Comparison of peak expression times for periodically expressed Ostreococcus orthologs in field populations vs. a laboratory pure culture. Each point represents 1 of 1,290 transcripts detected as significantly periodic in our field study reported here and a previous microarray study of O. tauri (18). For this comparison, microarray data (as reported in Gene Expression Omnibus accession no. GSE16422) were reprocessed using our harmonic regression method with a Gaussian error model.

Fig. 5.

Analysis of Pelagibacter transcriptional profiles. (A) Heat map showing relative abundance of major metabolic pathways among Pelagibacter-assigned sequences. Hierarchical clustering of samples and pathways used average-linkage clustering based on Pearson correlation coefficients. For each pathway, the fraction of transcripts assigned to each pathway that is significantly correlated (based on Poisson regression) with the overall pathway-level signal is listed. (B) Principal components analysis of Pelagibacter transcriptional profiles. Axes represent the first two components and are labeled with the proportion of variance explained by each. Vector fits for selected KEGG pathways (ABC, ABC transporters; OxP, oxidative phosphorylation; Rib, ribosomal proteins) were highly significant (P < 0.0001) and are shown in red. Of the environmental data collected, only surface PAR (blue; P = 0.003) was significantly correlated (P < 0.05) with the ordination. (Inset) Loadings of Pelagibacter transcripts on the principal component axes. Transcripts significantly correlated with either ribosome or ABC transport pathways are colored based on their relationship with those pathways (cyan for orthologs positively correlated with ribosome and/or negatively correlated with ABC transport; magenta for the opposite relationship).

Fig. 6.

Synchronous transcriptional dynamics among three heterotrophic populations. (A) Mantel test showing a significant relationship in transcriptome dissimilarity for Pelagibacter vs. SAR86 (Upper) and MGII (Lower) populations. Comparisons used pairwise Euclidean distances (square root of the sum of squared differences in abundance for all transcripts). (B) Procrustes analysis revealing a large degree of congruence in sample clustering patterns for the three heterotrophic populations. In Procrustes tests, the results of principal components analyses are rotated and scaled to identify similarities in clustering patterns while maintaining relationships between samples. A smaller distance between points corresponding to a single sample reflects a more similar clustering pattern. Rotated and scaled SAR86 (blue) and MGII (green) analyses are overlaid on the Pelagibacter (red) results from Fig. 5B. Samples are labeled according to position in the time series (9/16 2:00 PM is sample 1).
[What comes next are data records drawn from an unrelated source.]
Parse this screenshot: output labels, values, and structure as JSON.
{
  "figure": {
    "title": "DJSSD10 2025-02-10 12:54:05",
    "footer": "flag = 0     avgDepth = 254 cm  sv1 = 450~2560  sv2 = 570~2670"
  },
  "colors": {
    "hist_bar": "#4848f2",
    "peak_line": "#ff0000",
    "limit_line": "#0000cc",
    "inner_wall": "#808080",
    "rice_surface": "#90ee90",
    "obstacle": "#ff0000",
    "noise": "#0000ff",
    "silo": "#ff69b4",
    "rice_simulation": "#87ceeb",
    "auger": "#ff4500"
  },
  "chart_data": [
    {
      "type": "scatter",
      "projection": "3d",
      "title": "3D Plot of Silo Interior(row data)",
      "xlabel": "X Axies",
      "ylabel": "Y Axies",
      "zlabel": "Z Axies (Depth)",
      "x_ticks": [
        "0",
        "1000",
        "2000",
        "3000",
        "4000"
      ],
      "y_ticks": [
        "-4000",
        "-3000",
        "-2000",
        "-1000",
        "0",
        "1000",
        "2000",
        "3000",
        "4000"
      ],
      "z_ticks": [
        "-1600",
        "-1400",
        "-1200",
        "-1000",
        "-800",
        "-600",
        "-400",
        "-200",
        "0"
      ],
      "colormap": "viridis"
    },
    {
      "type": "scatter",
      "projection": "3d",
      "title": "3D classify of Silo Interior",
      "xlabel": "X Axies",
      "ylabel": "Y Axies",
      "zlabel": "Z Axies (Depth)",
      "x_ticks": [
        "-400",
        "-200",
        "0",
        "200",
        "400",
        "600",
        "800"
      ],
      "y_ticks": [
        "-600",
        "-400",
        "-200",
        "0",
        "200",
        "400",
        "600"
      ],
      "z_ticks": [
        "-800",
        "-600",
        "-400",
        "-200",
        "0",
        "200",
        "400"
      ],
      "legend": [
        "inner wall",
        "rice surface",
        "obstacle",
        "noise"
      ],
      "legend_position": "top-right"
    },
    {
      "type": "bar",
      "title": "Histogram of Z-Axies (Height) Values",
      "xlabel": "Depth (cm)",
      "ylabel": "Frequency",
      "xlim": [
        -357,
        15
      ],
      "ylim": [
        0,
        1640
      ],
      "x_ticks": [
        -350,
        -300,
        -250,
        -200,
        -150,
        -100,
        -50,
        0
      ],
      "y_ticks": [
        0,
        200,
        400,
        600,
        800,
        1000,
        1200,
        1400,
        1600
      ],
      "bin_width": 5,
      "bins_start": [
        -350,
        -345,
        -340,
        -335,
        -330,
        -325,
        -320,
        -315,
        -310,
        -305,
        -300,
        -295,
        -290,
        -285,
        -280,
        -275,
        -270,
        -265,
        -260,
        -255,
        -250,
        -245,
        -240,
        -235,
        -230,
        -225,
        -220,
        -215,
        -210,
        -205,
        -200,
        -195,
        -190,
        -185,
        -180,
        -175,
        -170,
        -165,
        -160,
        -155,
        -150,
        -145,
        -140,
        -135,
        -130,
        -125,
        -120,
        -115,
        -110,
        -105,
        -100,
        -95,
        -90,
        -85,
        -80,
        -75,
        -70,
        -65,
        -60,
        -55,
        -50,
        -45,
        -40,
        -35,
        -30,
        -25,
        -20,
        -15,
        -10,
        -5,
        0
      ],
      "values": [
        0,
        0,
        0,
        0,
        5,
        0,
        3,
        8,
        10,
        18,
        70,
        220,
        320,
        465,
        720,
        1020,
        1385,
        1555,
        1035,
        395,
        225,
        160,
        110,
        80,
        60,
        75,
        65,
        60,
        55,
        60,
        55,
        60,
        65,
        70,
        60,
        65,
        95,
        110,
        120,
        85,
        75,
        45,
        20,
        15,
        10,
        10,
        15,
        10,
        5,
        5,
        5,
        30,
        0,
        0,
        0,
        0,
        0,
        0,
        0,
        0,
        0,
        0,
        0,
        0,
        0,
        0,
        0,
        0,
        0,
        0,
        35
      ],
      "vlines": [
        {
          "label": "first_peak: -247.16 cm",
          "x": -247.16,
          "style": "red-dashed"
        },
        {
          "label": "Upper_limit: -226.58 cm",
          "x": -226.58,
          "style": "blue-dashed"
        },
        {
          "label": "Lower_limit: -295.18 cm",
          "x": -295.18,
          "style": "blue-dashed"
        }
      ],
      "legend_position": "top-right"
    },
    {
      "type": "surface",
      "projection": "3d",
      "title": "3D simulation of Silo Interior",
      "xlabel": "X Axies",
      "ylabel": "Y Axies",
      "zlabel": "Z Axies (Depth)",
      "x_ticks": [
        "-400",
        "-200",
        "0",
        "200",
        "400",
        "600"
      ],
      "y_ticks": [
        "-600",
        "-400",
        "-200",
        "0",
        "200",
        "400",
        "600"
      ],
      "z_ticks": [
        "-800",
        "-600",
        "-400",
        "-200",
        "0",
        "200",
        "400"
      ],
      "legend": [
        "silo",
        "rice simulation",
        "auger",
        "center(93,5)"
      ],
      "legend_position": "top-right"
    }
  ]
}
Procrustes correlation (m12 ) and permutation-based significances are shown for each comparison. (C) The relative abundance of transcripts for ribosomal proteins (Upper) and genes associated with oxidative phosphorylation (Lower) within each taxon bin at each time point. Pearson correlation coefficient and P value are listed for relative abundances of these pathways within the Pelagibacter vs. their abundances in SAR86 and MGII transcriptomes.